I am considering switching an existing Exim mailserver for a Cloudron instance.
One feature I need to maintain is a custom mail routing rule which allows mailbox addresses with an arbitrary prefix, designed to implement disposable addresses for use as casual log-ins, inspired by spamgourmet.org.
Is this possible with the default Cloudron mail service? Perhaps using some custom configuration, for instance, can SpamAssassin rules do this?
Thanks!
I'll explain the use-case in more detail briefly.
I might have a mailbox alice@example.com, and an alias for this, bob@example.com, which by itself doesn't accept mail, but will forward mail to alice@example.com when prefixed with any arbitrary word (delimited by dot). For example, twitter.bob@example.com, yahoo.bob@example.com and ebay.bob@example.com would all forward to alice@example.com by default, as well as any other prefixed address you could think of.

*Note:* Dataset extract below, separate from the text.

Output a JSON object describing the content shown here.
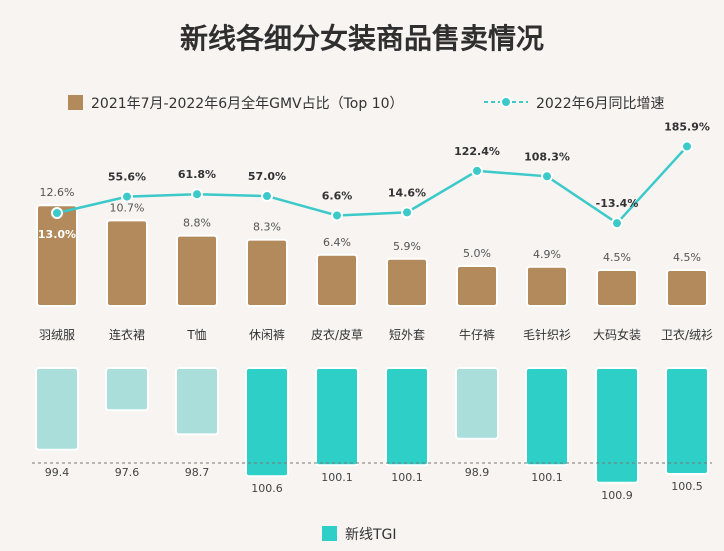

This allows unique email aliases like this to be invented off-the-cuff when creating a log in for a site requiring an email address to register a user account. These addresses can be disabled if and when they start attracting spam (perhaps because the site has been penetrated by malware, and the user data captured and redistributed in spammer databases).
Because they are unique, the addresses also tends to reveal the source of a breach, because the prefix indicates what it was used for originally.
Disabling an address is done by alice@example.com sending an email to one of her aliases with the subject !off
, via an authorised connection to the SMTP server implementing the prefix aliases.
If switching to another implementation, the mechanism for managing these aliases could change, but I'd need the addresses to continue working, obviously.